When \(k=0\), what’s \(40^\circ + 120k^\circ\)? \[k=0 \quad\implies\quad 40 + 120\!\cdot\!0 = 40^\circ\] So \(\theta = 20^\circ\) is a solution:
When \(k=1\), what’s \(40^\circ + 120k^\circ\)? \[k=1 \quad\implies\quad 40 + 120\!\cdot\!1 = 160^\circ\] So \(\theta = 160^\circ\) is a solution:
When \(k=2\), what’s \(40^\circ + 120k^\circ\)? \[k=2 \quad\implies\quad 40 + 120\!\cdot\!2 = 280^\circ\] So \(\theta = 280^\circ\) is a solution:
When \(k=3\), what’s \(40^\circ + 120k^\circ\)? \[\begin{align*} k=3 \quad\implies\quad 40 + 120\!\cdot\!3 &= 400^\circ \\ &= 360^\circ + 40^\circ \\ &\cong 40^\circ \end{align*}\] So \(\theta = 40^\circ\) is a solution, but again, we already have that, so they’re starting to repeat!

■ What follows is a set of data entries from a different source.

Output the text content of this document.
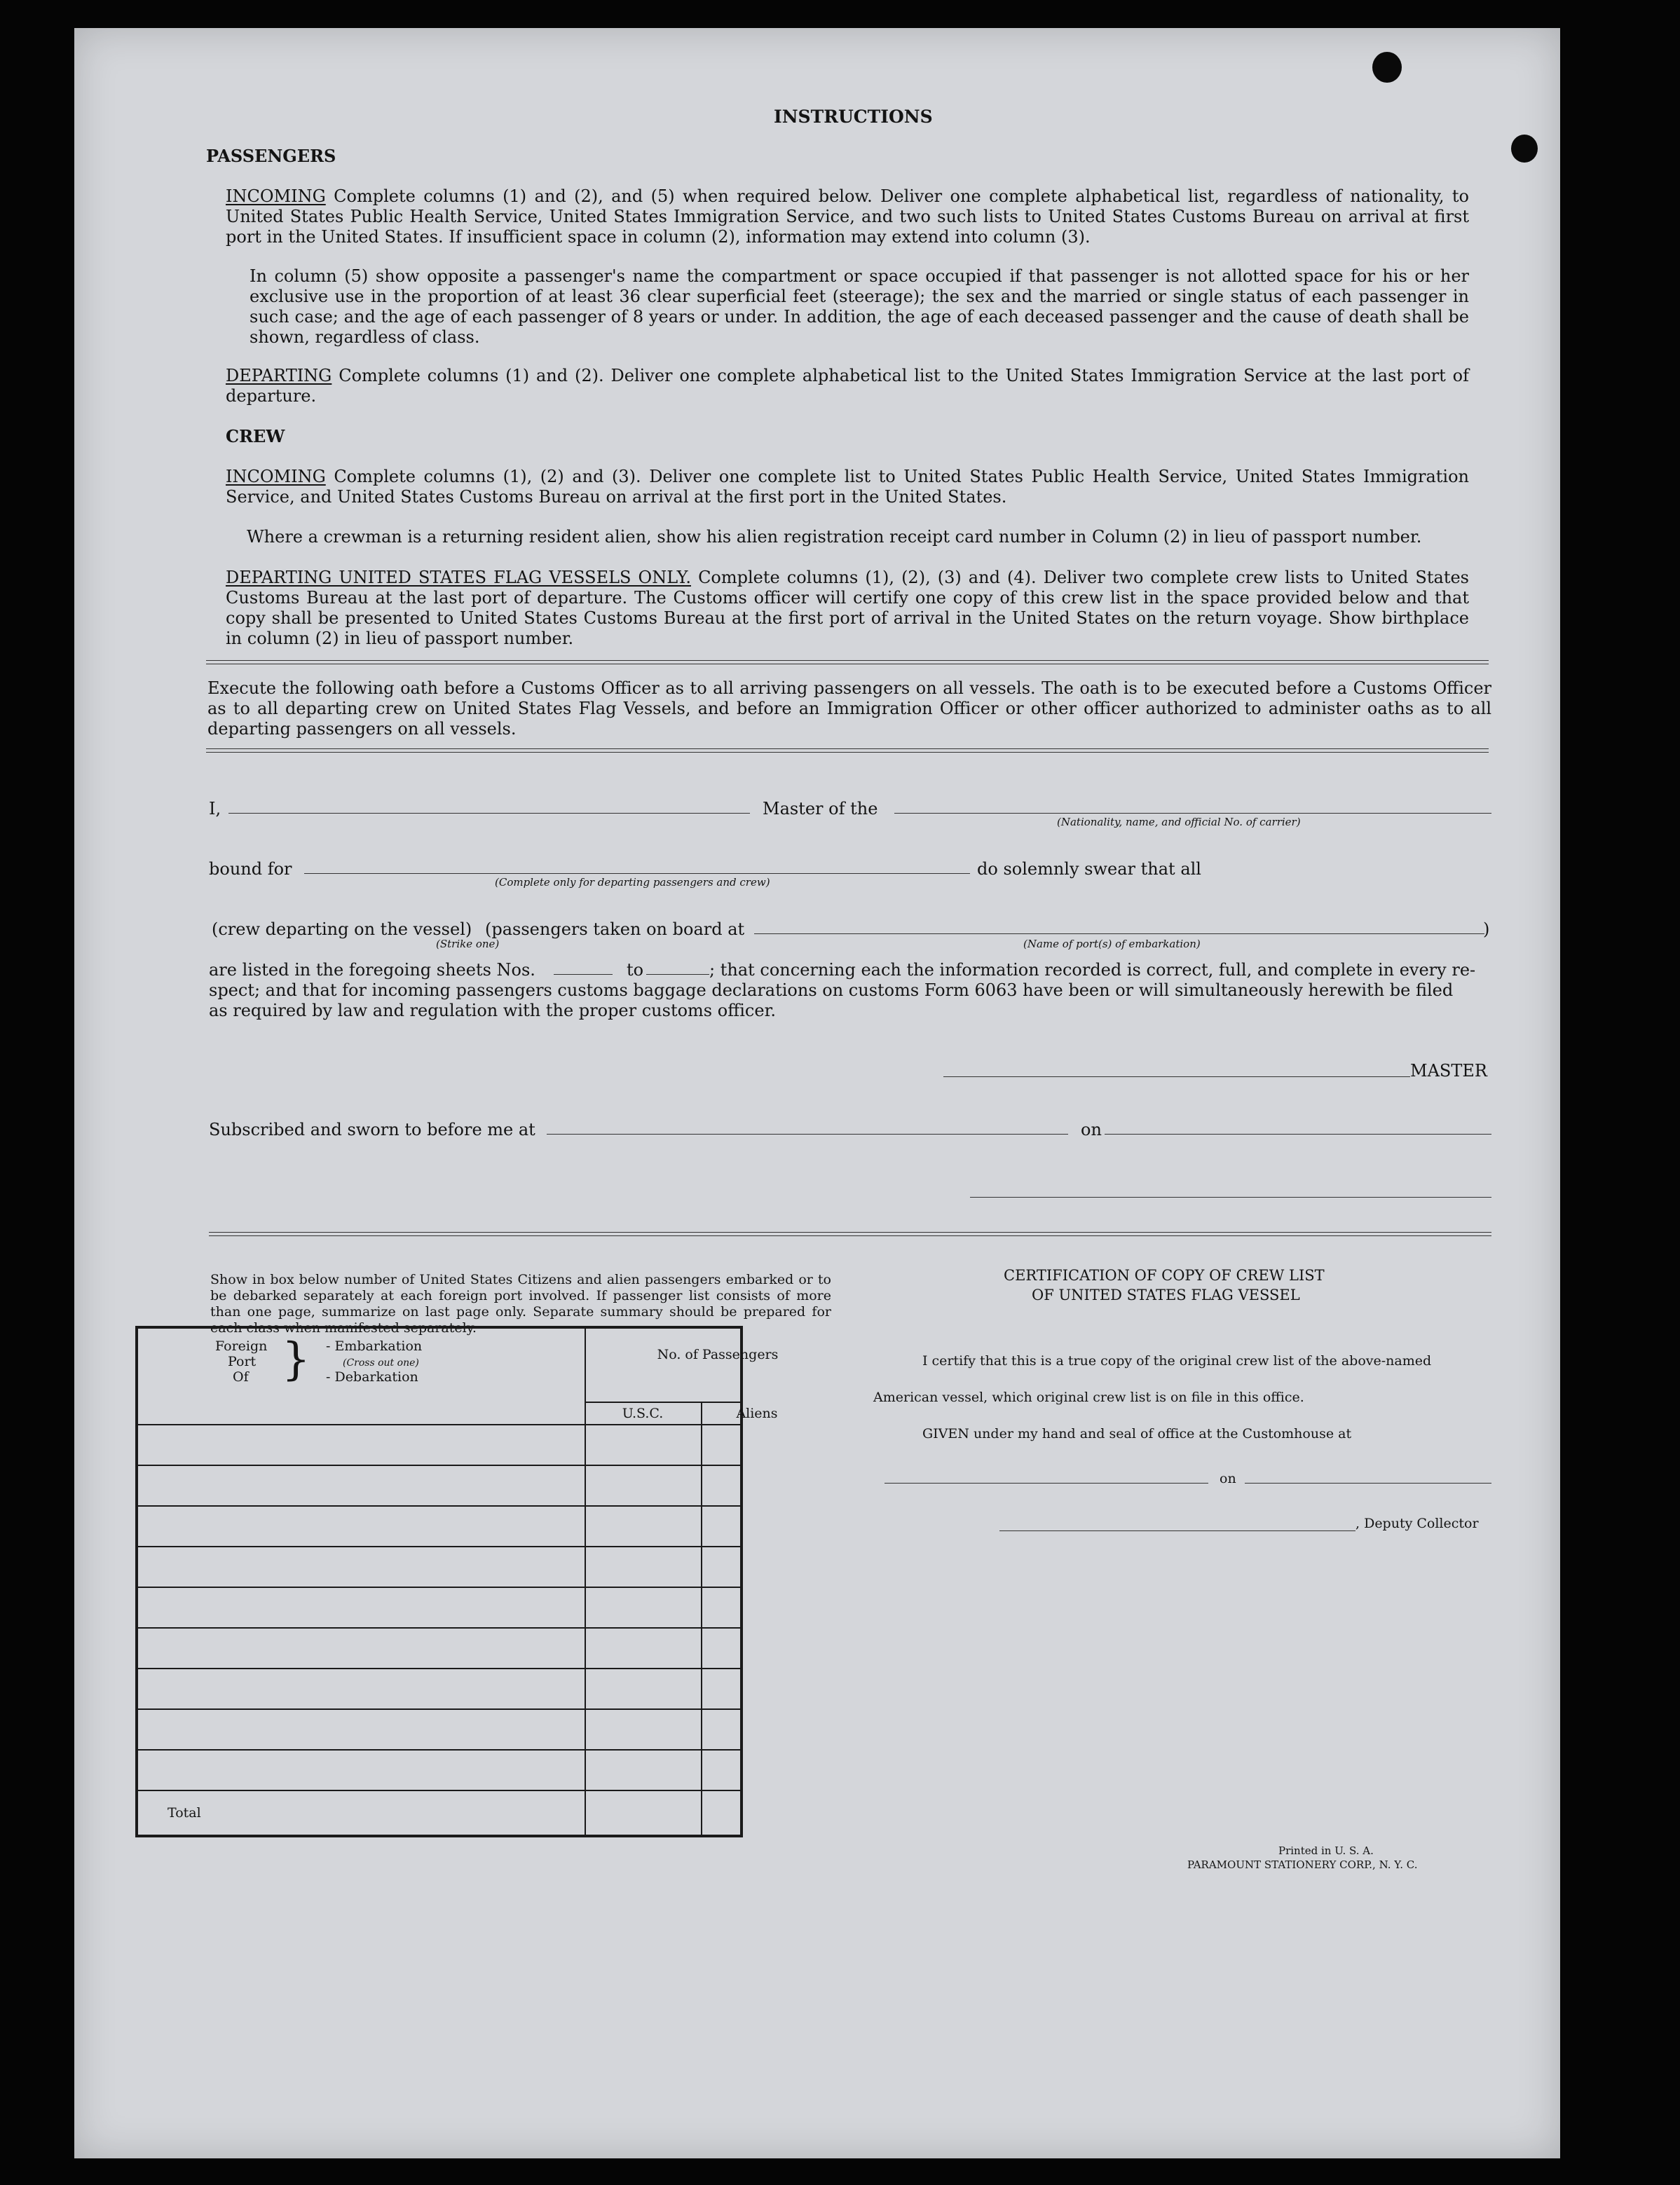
INSTRUCTIONS
PASSENGERS
INCOMING Complete columns (1) and (2), and (5) when required below. Deliver one complete alphabetical list, regardless of nationality, to United States Public Health Service, United States Immigration Service, and two such lists to United States Customs Bureau on arrival at first port in the United States. If insufficient space in column (2), information may extend into column (3).
In column (5) show opposite a passenger's name the compartment or space occupied if that passenger is not allotted space for his or her exclusive use in the proportion of at least 36 clear superficial feet (steerage); the sex and the married or single status of each passenger in such case; and the age of each passenger of 8 years or under. In addition, the age of each deceased passenger and the cause of death shall be shown, regardless of class.
DEPARTING Complete columns (1) and (2). Deliver one complete alphabetical list to the United States Immigration Service at the last port of departure.
CREW
INCOMING Complete columns (1), (2) and (3). Deliver one complete list to United States Public Health Service, United States Immigration Service, and United States Customs Bureau on arrival at the first port in the United States.
Where a crewman is a returning resident alien, show his alien registration receipt card number in Column (2) in lieu of passport number.
DEPARTING UNITED STATES FLAG VESSELS ONLY. Complete columns (1), (2), (3) and (4). Deliver two complete crew lists to United States Customs Bureau at the last port of departure. The Customs officer will certify one copy of this crew list in the space provided below and that copy shall be presented to United States Customs Bureau at the first port of arrival in the United States on the return voyage. Show birthplace in column (2) in lieu of passport number.
Execute the following oath before a Customs Officer as to all arriving passengers on all vessels. The oath is to be executed before a Customs Officer as to all departing crew on United States Flag Vessels, and before an Immigration Officer or other officer authorized to administer oaths as to all departing passengers on all vessels.
I,	Master of the
(Nationality, name, and official No. of carrier)
bound for
(Complete only for departing passengers and crew)
do solemnly swear that all
(crew departing on the vessel)
(Strike one)
(passengers taken on board at	)
(Name of port(s) of embarkation)
are listed in the foregoing sheets Nos.	to	; that concerning each the information recorded is correct, full, and complete in every re-
spect; and that for incoming passengers customs baggage declarations on customs Form 6063 have been or will simultaneously herewith be filed
as required by law and regulation with the proper customs officer.
MASTER
Subscribed and sworn to before me at	on
Show in box below number of United States Citizens and alien passengers embarked or to be debarked separately at each foreign port involved. If passenger list consists of more than one page, summarize on last page only. Separate summary should be prepared for each class when manifested separately.
Foreign
Port
Of } - Embarkation
(Cross out one)
- Debarkation
No. of Passengers
U.S.C.	Aliens
Total
CERTIFICATION OF COPY OF CREW LIST
OF UNITED STATES FLAG VESSEL
I certify that this is a true copy of the original crew list of the above-named
American vessel, which original crew list is on file in this office.
GIVEN under my hand and seal of office at the Customhouse at
on
, Deputy Collector
Printed in U. S. A.
PARAMOUNT STATIONERY CORP., N. Y. C.
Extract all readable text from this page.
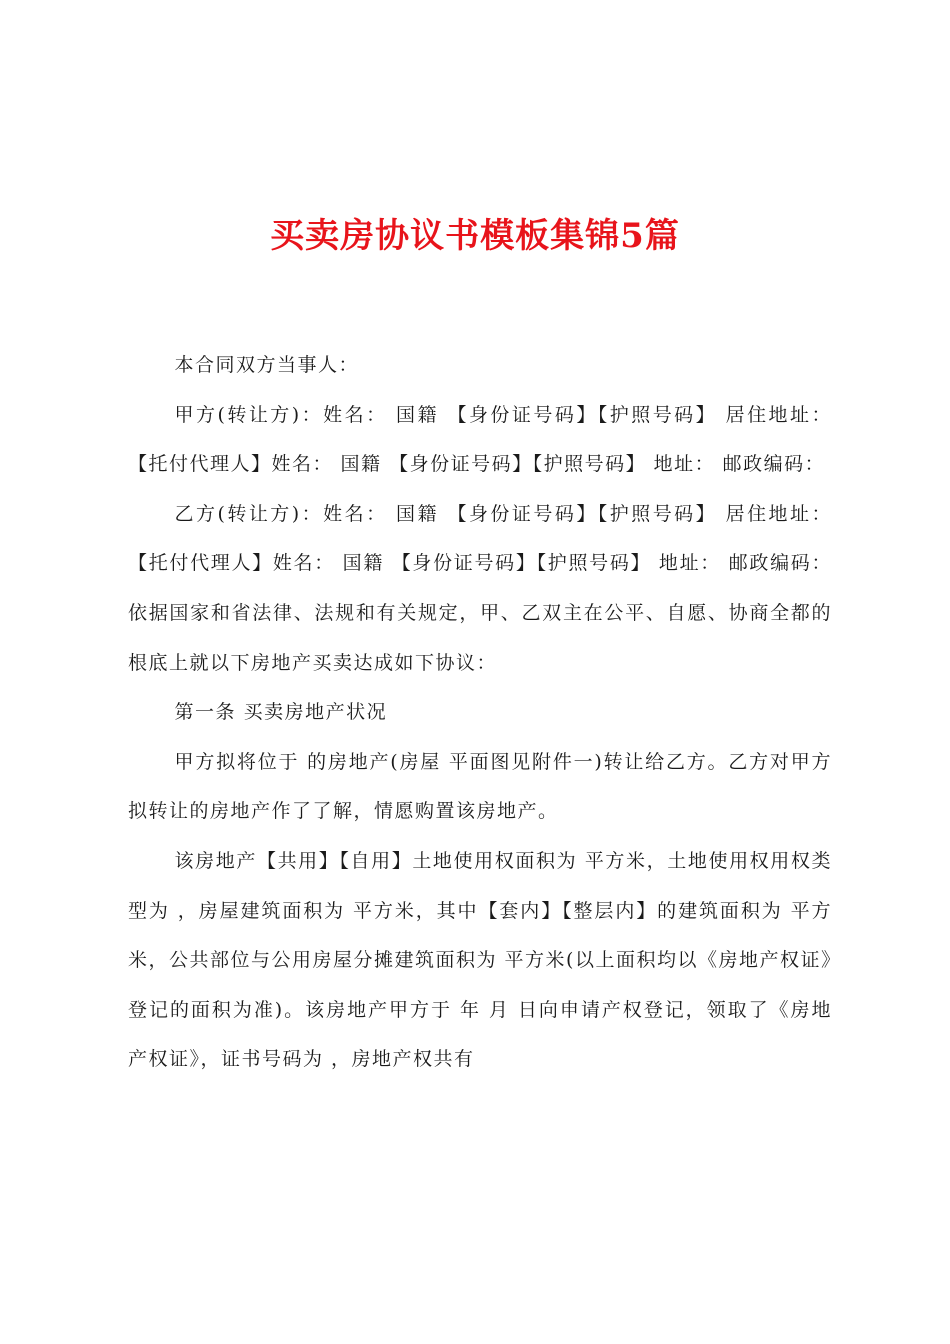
买卖房协议书模板集锦5篇

本合同双方当事人：

甲方(转让方)：姓名： 国籍 【身份证号码】【护照号码】 居住地址： 【托付代理人】姓名： 国籍 【身份证号码】【护照号码】 地址： 邮政编码：

乙方(转让方)：姓名： 国籍 【身份证号码】【护照号码】 居住地址： 【托付代理人】姓名： 国籍 【身份证号码】【护照号码】 地址： 邮政编码： 依据国家和省法律、法规和有关规定，甲、乙双主在公平、自愿、协商全都的根底上就以下房地产买卖达成如下协议：

第一条 买卖房地产状况

甲方拟将位于 的房地产(房屋 平面图见附件一)转让给乙方。乙方对甲方拟转让的房地产作了了解，情愿购置该房地产。

该房地产【共用】【自用】土地使用权面积为 平方米，土地使用权用权类型为 ，房屋建筑面积为 平方米，其中【套内】【整层内】的建筑面积为 平方米，公共部位与公用房屋分摊建筑面积为 平方米(以上面积均以《房地产权证》登记的面积为准)。该房地产甲方于 年 月 日向申请产权登记，领取了《房地产权证》，证书号码为 ，房地产权共有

So the set of solutions we get from this angle and its multiples of \(120^\circ\) is: \[\color{blue} 40^\circ + 120k^\circ = \begin{cases}\quad \begin{align*} &\hfill \quad\vdots \hfill\hfill && \quad\vdots &&\quad \vdots \\ & 40 + 120\!\cdot\!(-3), && -320^\circ && 40^\circ,\\ & 40 + 120\!\cdot\!(-2), && -200^\circ && 160^\circ,\\ & 40 + 120\!\cdot\!(-1), && -80^\circ && 280^\circ,\\ & 40 + 120\!\cdot\!0, &= \quad\ & +40^\circ & \cong \quad & 40^\circ, \\ & 40 + 120\!\cdot\!1, && +160^\circ && 160^\circ, \\ & 40 + 120\!\cdot\!2, && +280^\circ && 280^\circ,\\ & 40 + 120\!\cdot\!3, && +400^\circ && 40^\circ,\\ & 40 + 120\!\cdot\!4, && +520^\circ && 160^\circ,\\ & \hfill \quad \vdots \hfill\hfill && \hfill \quad\vdots \hfill\hfill && \quad\vdots \end{align*} \end{cases} \] So then, in total, our solutions are: \[\boxed{ \sin(3\theta) = \frac{\sqrt3}{2} \quad\implies\quad \theta = \begin{cases} \displaystyle 20^\circ + 120k^\circ \\ \\ \quad\quad\text{and} \\ \\ \displaystyle 40^\circ + 120k^\circ \\ \\ \quad\quad\text{for }k\in\mathbb{Z} \end{cases} \quad}\] And they look like:

Those are all of our solutions!!! There are an infinite number, of course, and they’re organized into these two seperate families (the stuff that’s \(20^\circ\) plus something and the stuff that’s \(40^\circ\) plus something) And they repeat not every \(360^\circ\), but every \(120^\circ\). The full circle gets shrunk down to just a third of a circle.